Unknown to them at the time, Dina had a fascination with soccer. Every time she would leave the house she would go to the improvised field to watch the other kids practice under the guidance of a retired soccer player who also lived in the area. Her dream was to go onto the field and, like the best of the soccer forwards on the Colombian coast, fill the net with goals.

Maryluz in her small store.
Through the ANDA program Maryluz received business training and used her new skills to open a small store selling a variety of products. In time the income from her small business allowed her to reach her biggest dream–covering the cost of Dina’s operation. After that, Dina dressed in shorts, was able to run on the field without difficulty and became a role model for the Villas de Aranjuez soccer club.
One day the team’s coach arrived at the family store where everyone in the family was helping out. He told Maryluz and her husband that he was surprised by their daughter’s talent. He explained that she is so good that she does not play in the girls division, but with an all-boys team. Maryluz and her husband couldn’t believe it. On the coach’s insistence, they agreed to go down to the field to watch their daughter play.

Dina with some of her teammates.
They were overwhelmed by emotion when they saw Dina play for they had never seen her that happy.

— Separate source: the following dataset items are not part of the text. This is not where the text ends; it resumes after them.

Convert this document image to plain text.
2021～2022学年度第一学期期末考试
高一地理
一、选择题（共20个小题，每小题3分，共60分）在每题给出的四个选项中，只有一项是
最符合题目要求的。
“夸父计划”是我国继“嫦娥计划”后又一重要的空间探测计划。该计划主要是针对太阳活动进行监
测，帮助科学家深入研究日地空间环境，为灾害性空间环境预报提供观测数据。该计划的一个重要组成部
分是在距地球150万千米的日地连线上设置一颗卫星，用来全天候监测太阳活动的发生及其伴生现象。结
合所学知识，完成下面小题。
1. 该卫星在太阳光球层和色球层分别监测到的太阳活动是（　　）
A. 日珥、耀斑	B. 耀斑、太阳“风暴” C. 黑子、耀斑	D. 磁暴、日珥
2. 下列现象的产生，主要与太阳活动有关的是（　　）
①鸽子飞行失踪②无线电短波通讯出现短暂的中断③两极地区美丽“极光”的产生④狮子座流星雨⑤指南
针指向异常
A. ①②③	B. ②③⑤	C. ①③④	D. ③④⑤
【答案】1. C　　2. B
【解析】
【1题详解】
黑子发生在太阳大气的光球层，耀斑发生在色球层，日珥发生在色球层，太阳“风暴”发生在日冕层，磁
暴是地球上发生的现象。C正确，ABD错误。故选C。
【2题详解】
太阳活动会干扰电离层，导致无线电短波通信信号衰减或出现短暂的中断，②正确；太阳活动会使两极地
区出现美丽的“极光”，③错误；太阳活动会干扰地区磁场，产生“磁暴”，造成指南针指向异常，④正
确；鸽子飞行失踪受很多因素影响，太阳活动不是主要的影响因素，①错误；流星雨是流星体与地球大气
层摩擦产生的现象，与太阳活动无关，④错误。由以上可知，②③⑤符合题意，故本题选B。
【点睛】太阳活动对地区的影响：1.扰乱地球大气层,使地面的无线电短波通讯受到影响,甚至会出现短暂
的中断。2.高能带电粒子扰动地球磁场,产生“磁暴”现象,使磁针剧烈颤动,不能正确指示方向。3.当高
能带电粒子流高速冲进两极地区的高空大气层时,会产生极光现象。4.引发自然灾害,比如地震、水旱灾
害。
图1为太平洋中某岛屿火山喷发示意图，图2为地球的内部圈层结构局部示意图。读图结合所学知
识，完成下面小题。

They were even more astonished a few months later when they began to get calls from Argentinian soccer agents and American university representatives interested in offering Dina academic and athletic opportunities when she was older.
In the meantime, the little store whose purpose was to improve a family’s quality of life, has become a fundamental supporter for young soccer players. Contributing balls, uniforms and other gear, it is helping many neighborhood kids who dream about changing their lives with a ball, a field and 90 minutes of play. Maryluz and her family feel like these are small actions that generate big changes, and she is proud that her small business is helping her daughter and other local youth fulfill their dreams.